Genç İşsizlik ve “Ev Gençleri” Gerçeği

Haziran 2025 verilerine göre, Türkiye’de genel işsizlik oranı %8,6 olarak açıklanırken, 15-24 yaş grubunu kapsayan genç işsizlik oranı %16,2’ye yükseldi. Yani gençlerde işsizlik oranı, genel işsizlik oranının neredeyse iki katına ulaşmış durumda. Bu tablo bana bir kez daha gösteriyor ki, üniversite eğitimi almak gençlerimiz için tek başına güvenli bir gelecek anlamına gelmiyor.

TÜİK verileri de bu durumu destekliyor. Üniversite mezunlarının kayıtlı istihdam oranı %75,6. Yani her dört mezundan biri işsiz. Üstelik ortalama ilk iş bulma süresi 14,4 ay. Bazı bölümlerde bu süre kısalsa da, çoğu alanda bir yılı aşan bir bekleyiş söz konusu. Düşünebiliyor musunuz, gençlerimiz dört yıl, bazıları beş-altı yıl emek veriyor, mezun olduktan sonra neredeyse bir buçuk yıl iş arıyor.

Son dönemde “ev gençleri” diye bir kavram ortaya çıktı. Üniversiteyi bitirip iş bulamayan, ekonomik bağımsızlığını kazanamayan ve ailesiyle yaşamaya devam eden gençlerimizi anlatmak için kullanılıyor. Bu tanım aslında çok şey söylüyor. Düşünün; bir genç farklı bir şehirde, özgür bir ortamda, yeni kültürlerle yoğrularak yıllar geçiriyor. Sonra mezun olup cebinde harçlığı olmadan, iş bulamadan, ailesinin yanına dönüyor. Bu yalnızca ekonomik bir mesele değil; gençlerimizin özgüvenini, geleceğe olan umudunu da törpülüyor. Açık söylemek gerekirse bu, ülkenin en önemli toplumsal sorunlarından biri haline gelmiş durumda.

Ben bu tablonun temelinde ulusal insan kaynakları planlamasının eksikliğini görüyorum. Eğitim sistemimiz ile işgücü piyasası arasındaki kopukluk, gençlerimizi hayata hazırlamak yerine hayal kırıklığına sürüklüyor. Hangi alanlarda istihdam ihtiyacı varsa ona göre bölüm açılması ya da kapatılması gerekiyor. Gençlerimiz lise yıllarında mesleklere doğru yönlendirilmeli. Eğitim ile istihdam arasındaki köprü kurulmadıkça, diplomalı işsizlik kaçınılmaz hale geliyor.

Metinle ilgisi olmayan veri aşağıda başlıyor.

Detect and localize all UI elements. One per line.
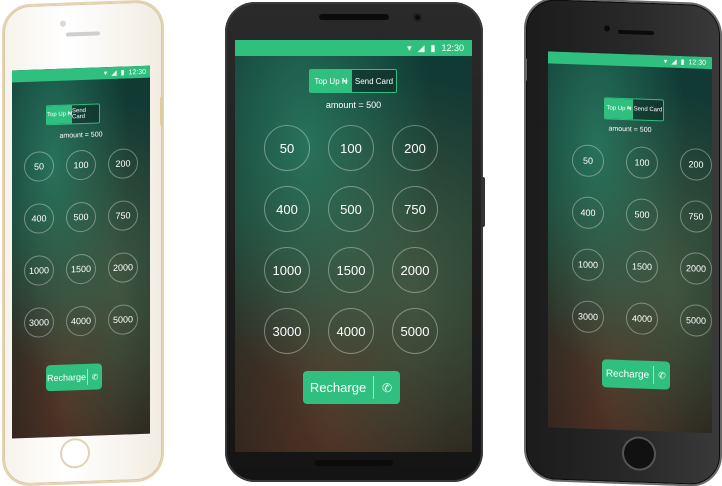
amount-button[interactable]: 50 <box>572 144 604 178</box>
amount-button[interactable]: 500 <box>66 201 96 233</box>
amount-button[interactable]: 750 <box>108 200 138 232</box>
amount-button[interactable]: 1000 <box>572 248 604 282</box>
amount-button[interactable]: 100 <box>626 146 658 180</box>
amount-button[interactable]: 100 <box>66 149 96 181</box>
amount-label: amount = 500 <box>59 131 103 140</box>
tab-send-card[interactable]: Send Card <box>72 104 99 124</box>
tab-send-card[interactable]: Send Card <box>352 70 396 92</box>
amount-button[interactable]: 3000 <box>24 307 54 339</box>
amount-button[interactable]: 100 <box>328 125 374 171</box>
amount-button[interactable]: 3000 <box>264 308 310 354</box>
recharge-button[interactable]: Recharge ✆ <box>46 363 102 392</box>
app-screen: ▾ ◢ ▮ 12:30 Top Up ₦ Send Card amount = … <box>548 51 712 434</box>
app-screen: ▾ ◢ ▮ 12:30 Top Up ₦ Send Card amount = … <box>235 40 472 452</box>
amount-grid: 50 100 200 400 500 750 1000 1500 2000 30… <box>572 144 712 338</box>
amount-label: amount = 500 <box>608 125 652 134</box>
signal-icon: ◢ <box>671 58 677 66</box>
amount-button[interactable]: 50 <box>24 151 54 183</box>
recharge-button[interactable]: Recharge ✆ <box>602 359 670 390</box>
amount-button[interactable]: 1000 <box>264 247 310 293</box>
amount-button[interactable]: 1000 <box>24 255 54 287</box>
status-time: 12:30 <box>128 68 146 76</box>
status-time: 12:30 <box>441 43 464 53</box>
wifi-icon: ▾ <box>103 70 108 78</box>
amount-button[interactable]: 1500 <box>66 253 96 285</box>
amount-button[interactable]: 500 <box>626 198 658 232</box>
amount-button[interactable]: 400 <box>264 186 310 232</box>
recharge-label: Recharge <box>309 380 367 395</box>
recharge-button[interactable]: Recharge ✆ <box>303 371 400 404</box>
amount-button[interactable]: 750 <box>680 199 712 234</box>
battery-icon: ▮ <box>680 59 685 67</box>
amount-button[interactable]: 400 <box>24 203 54 235</box>
wifi-icon: ▾ <box>407 42 412 53</box>
side-button <box>524 58 527 81</box>
iphone-gold-device: ▾ ◢ ▮ 12:30 Top Up ₦ Send Card amount = … <box>4 1 163 485</box>
amount-button[interactable]: 400 <box>572 196 604 230</box>
status-bar: ▾ ◢ ▮ 12:30 <box>235 40 472 56</box>
android-device: ▾ ◢ ▮ 12:30 Top Up ₦ Send Card amount = … <box>225 2 485 482</box>
amount-button[interactable]: 5000 <box>392 308 438 354</box>
app-screen: ▾ ◢ ▮ 12:30 Top Up ₦ Send Card amount = … <box>12 65 150 439</box>
camera <box>604 25 610 32</box>
tab-top-up[interactable]: Top Up ₦ <box>47 105 72 125</box>
amount-button[interactable]: 200 <box>108 148 138 180</box>
speaker <box>315 460 393 466</box>
amount-grid: 50 100 200 400 500 750 1000 1500 2000 30… <box>264 125 438 354</box>
amount-button[interactable]: 50 <box>264 125 310 171</box>
amount-button[interactable]: 500 <box>328 186 374 232</box>
battery-icon: ▮ <box>120 69 125 77</box>
amount-button[interactable]: 5000 <box>680 303 712 338</box>
amount-button[interactable]: 2000 <box>392 247 438 293</box>
amount-button[interactable]: 1500 <box>626 250 658 284</box>
signal-icon: ◢ <box>417 42 425 53</box>
phone-icon: ✆ <box>381 380 393 395</box>
side-button <box>481 177 485 227</box>
camera <box>413 13 422 22</box>
tab-bar: Top Up ₦ Send Card <box>309 69 397 93</box>
battery-icon: ▮ <box>430 42 436 53</box>
amount-button[interactable]: 3000 <box>572 300 604 334</box>
recharge-label: Recharge <box>46 371 87 384</box>
tab-send-card[interactable]: Send Card <box>633 99 663 121</box>
side-button <box>160 97 163 126</box>
amount-button[interactable]: 2000 <box>680 251 712 286</box>
tab-top-up[interactable]: Top Up ₦ <box>605 98 633 120</box>
phone-icon: ✆ <box>91 371 99 382</box>
amount-button[interactable]: 4000 <box>328 308 374 354</box>
wifi-icon: ▾ <box>663 58 668 66</box>
status-time: 12:30 <box>688 58 706 67</box>
tab-bar: Top Up ₦ Send Card <box>46 103 100 126</box>
iphone-gray-device: ▾ ◢ ▮ 12:30 Top Up ₦ Send Card amount = … <box>524 0 720 486</box>
speaker <box>319 14 389 20</box>
tab-top-up[interactable]: Top Up ₦ <box>310 70 352 92</box>
amount-button[interactable]: 1500 <box>328 247 374 293</box>
amount-grid: 50 100 200 400 500 750 1000 1500 2000 30… <box>24 148 138 339</box>
tab-bar: Top Up ₦ Send Card <box>604 97 664 122</box>
amount-button[interactable]: 4000 <box>66 305 96 337</box>
phone-icon: ✆ <box>658 369 666 380</box>
amount-button[interactable]: 200 <box>680 147 712 182</box>
amount-button[interactable]: 200 <box>392 125 438 171</box>
amount-button[interactable]: 5000 <box>108 304 138 336</box>
recharge-label: Recharge <box>605 367 650 381</box>
signal-icon: ◢ <box>111 69 117 78</box>
amount-button[interactable]: 4000 <box>626 302 658 336</box>
home-button[interactable] <box>624 438 654 470</box>
amount-button[interactable]: 2000 <box>108 252 138 284</box>
amount-button[interactable]: 750 <box>392 186 438 232</box>
amount-label: amount = 500 <box>325 100 382 110</box>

Bugün “ev gençleri” sayısı her geçen yıl artıyor. Eğer bu gidişata dur denmezse yarının daha büyük sorunları olacak. Gençlerimiz, ailesine bağımlı bireyler değil; kendi ayakları üzerinde duran, üretken ve özgüvenli insanlar olmalı. Türkiye’nin geleceği buna bağlı.

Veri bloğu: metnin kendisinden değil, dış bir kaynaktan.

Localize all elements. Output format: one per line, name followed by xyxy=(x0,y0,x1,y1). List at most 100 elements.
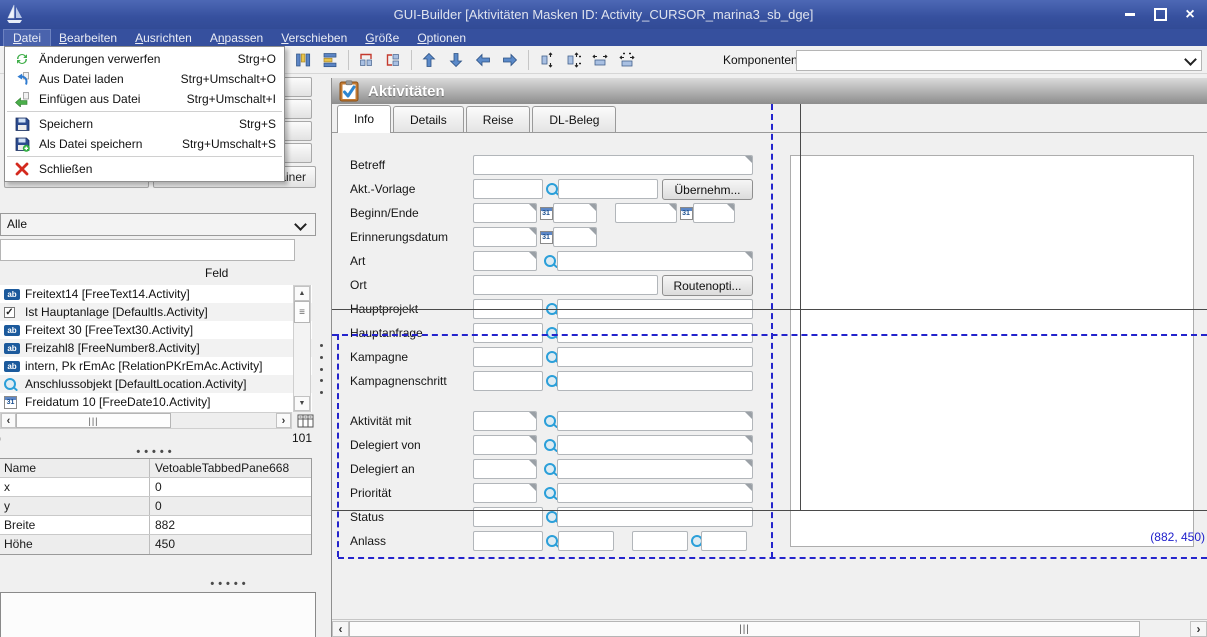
snap-top-icon[interactable] xyxy=(355,49,377,71)
minimize-button[interactable] xyxy=(1123,8,1137,22)
form-field-beginn-ende[interactable] xyxy=(553,203,597,223)
maximize-button[interactable] xyxy=(1153,8,1167,22)
menubar-item-optionen[interactable]: Optionen xyxy=(408,30,475,46)
field-list-item-ist[interactable]: ✓Ist Hauptanlage [DefaultIs.Activity] xyxy=(0,303,312,321)
scroll-left-button[interactable]: ‹ xyxy=(1,413,16,428)
table-grid-icon[interactable] xyxy=(297,412,314,429)
move-up-icon[interactable] xyxy=(418,49,440,71)
lookup-icon[interactable] xyxy=(543,483,557,503)
button-routenopti[interactable]: Routenopti... xyxy=(662,275,753,296)
scrollbar-thumb[interactable]: ||| xyxy=(16,413,171,428)
lookup-icon[interactable] xyxy=(543,411,557,431)
tab-info[interactable]: Info xyxy=(337,105,391,133)
form-field-hauptanfrage[interactable] xyxy=(473,323,543,343)
move-right-icon[interactable] xyxy=(499,49,521,71)
form-field-aktivität-mit[interactable] xyxy=(473,411,537,431)
align-columns-icon[interactable] xyxy=(292,49,314,71)
scroll-right-button[interactable]: › xyxy=(276,413,291,428)
form-field-akt-vorlage[interactable] xyxy=(558,179,658,199)
field-list-vertical-scrollbar[interactable]: ▲ ≡ ▼ xyxy=(293,285,311,412)
empty-design-panel[interactable] xyxy=(790,155,1194,547)
align-rows-icon[interactable] xyxy=(319,49,341,71)
form-field-kampagne[interactable] xyxy=(557,347,753,367)
field-list-item-freitext14[interactable]: abFreitext14 [FreeText14.Activity] xyxy=(0,285,312,303)
tab-dl-beleg[interactable]: DL-Beleg xyxy=(532,106,616,133)
button-übernehm[interactable]: Übernehm... xyxy=(662,179,753,200)
file-menu-item-aus-datei-laden[interactable]: Aus Datei ladenStrg+Umschalt+O xyxy=(5,69,284,89)
property-row-höhe[interactable]: Höhe450 xyxy=(0,535,311,554)
scroll-up-button[interactable]: ▲ xyxy=(294,286,310,301)
scrollbar-thumb[interactable]: ≡ xyxy=(294,301,310,323)
lookup-icon[interactable] xyxy=(543,459,557,479)
splitter-handle[interactable]: ••••• xyxy=(80,578,380,590)
lookup-icon[interactable] xyxy=(545,179,559,199)
form-field-ort[interactable] xyxy=(473,275,658,295)
tab-reise[interactable]: Reise xyxy=(466,106,531,133)
property-row-x[interactable]: x0 xyxy=(0,478,311,497)
file-menu-item-als-datei-speichern[interactable]: Als Datei speichernStrg+Umschalt+S xyxy=(5,134,284,154)
date-picker-icon[interactable]: 31 xyxy=(539,203,553,223)
form-field-akt-vorlage[interactable] xyxy=(473,179,543,199)
menubar-item-anpassen[interactable]: Anpassen xyxy=(201,30,272,46)
property-row-y[interactable]: y0 xyxy=(0,497,311,516)
move-down-icon[interactable] xyxy=(445,49,467,71)
splitter-handle[interactable]: ••••• xyxy=(0,446,312,458)
date-picker-icon[interactable]: 31 xyxy=(539,227,553,247)
form-field-priorität[interactable] xyxy=(557,483,753,503)
form-field-delegiert-von[interactable] xyxy=(473,435,537,455)
property-row-breite[interactable]: Breite882 xyxy=(0,516,311,535)
close-button[interactable]: × xyxy=(1183,8,1197,22)
form-field-anlass[interactable] xyxy=(558,531,614,551)
form-field-anlass[interactable] xyxy=(632,531,688,551)
lookup-icon[interactable] xyxy=(545,531,559,551)
form-field-art[interactable] xyxy=(557,251,753,271)
file-menu-item-einfügen-aus-datei[interactable]: Einfügen aus DateiStrg+Umschalt+I xyxy=(5,89,284,109)
menubar-item-verschieben[interactable]: Verschieben xyxy=(272,30,356,46)
resize-height-icon[interactable] xyxy=(535,49,557,71)
form-field-kampagnenschritt[interactable] xyxy=(557,371,753,391)
resize-width-icon[interactable] xyxy=(589,49,611,71)
field-list-item-anschlussobjekt[interactable]: Anschlussobjekt [DefaultLocation.Activit… xyxy=(0,375,312,393)
field-list-item-freidatum[interactable]: 31Freidatum 10 [FreeDate10.Activity] xyxy=(0,393,312,411)
form-field-delegiert-an[interactable] xyxy=(473,459,537,479)
form-field-erinnerungsdatum[interactable] xyxy=(473,227,537,247)
form-field-beginn-ende[interactable] xyxy=(473,203,537,223)
menubar-item-größe[interactable]: Größe xyxy=(356,30,408,46)
field-list-item-freizahl8[interactable]: abFreizahl8 [FreeNumber8.Activity] xyxy=(0,339,312,357)
form-field-erinnerungsdatum[interactable] xyxy=(553,227,597,247)
scroll-down-button[interactable]: ▼ xyxy=(294,396,310,411)
form-field-beginn-ende[interactable] xyxy=(693,203,735,223)
lookup-icon[interactable] xyxy=(543,435,557,455)
property-row-name[interactable]: NameVetoableTabbedPane668 xyxy=(0,459,311,478)
form-field-anlass[interactable] xyxy=(701,531,747,551)
komponenten-combobox[interactable] xyxy=(796,50,1202,71)
file-menu-item-änderungen-verwerfen[interactable]: Änderungen verwerfenStrg+O xyxy=(5,49,284,69)
form-field-anlass[interactable] xyxy=(473,531,543,551)
form-field-delegiert-von[interactable] xyxy=(557,435,753,455)
form-field-betreff[interactable] xyxy=(473,155,753,175)
form-field-aktivität-mit[interactable] xyxy=(557,411,753,431)
field-list-horizontal-scrollbar[interactable]: ‹ ||| › xyxy=(0,412,292,429)
file-menu-item-schließen[interactable]: Schließen xyxy=(5,159,284,179)
scrollbar-thumb[interactable]: ||| xyxy=(349,621,1140,637)
menubar-item-bearbeiten[interactable]: Bearbeiten xyxy=(50,30,126,46)
scroll-right-button[interactable]: › xyxy=(1190,621,1207,637)
lookup-icon[interactable] xyxy=(543,251,557,271)
date-picker-icon[interactable]: 31 xyxy=(679,203,693,223)
field-list-item-freitext[interactable]: abFreitext 30 [FreeText30.Activity] xyxy=(0,321,312,339)
menubar-item-ausrichten[interactable]: Ausrichten xyxy=(126,30,201,46)
vertical-splitter-handle[interactable] xyxy=(317,344,325,394)
tab-details[interactable]: Details xyxy=(393,106,464,133)
main-horizontal-scrollbar[interactable]: ‹ ||| › xyxy=(332,619,1207,637)
field-list-item-intern[interactable]: abintern, Pk rEmAc [RelationPKrEmAc.Acti… xyxy=(0,357,312,375)
file-menu-item-speichern[interactable]: SpeichernStrg+S xyxy=(5,114,284,134)
move-left-icon[interactable] xyxy=(472,49,494,71)
snap-left-icon[interactable] xyxy=(382,49,404,71)
field-search-input[interactable] xyxy=(0,239,295,261)
form-field-beginn-ende[interactable] xyxy=(615,203,677,223)
form-field-priorität[interactable] xyxy=(473,483,537,503)
scroll-left-button[interactable]: ‹ xyxy=(332,621,349,637)
menubar-item-datei[interactable]: Datei xyxy=(4,30,50,46)
form-field-art[interactable] xyxy=(473,251,537,271)
form-field-hauptanfrage[interactable] xyxy=(557,323,753,343)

Ben inanıyorum ki, doğru planlamayla, gençlerimizin enerjisini üretime dönüştürecek adımlar atılabilir. Ama bunun için vakit kaybetmeden harekete geçmemiz gerekiyor. Çünkü bu ülkenin en büyük sermayesi, iş bulamayıp evlerinde bekleyen gençler değil; kendi yolunu çizen, geleceğini inşa eden gençler olmalıdır.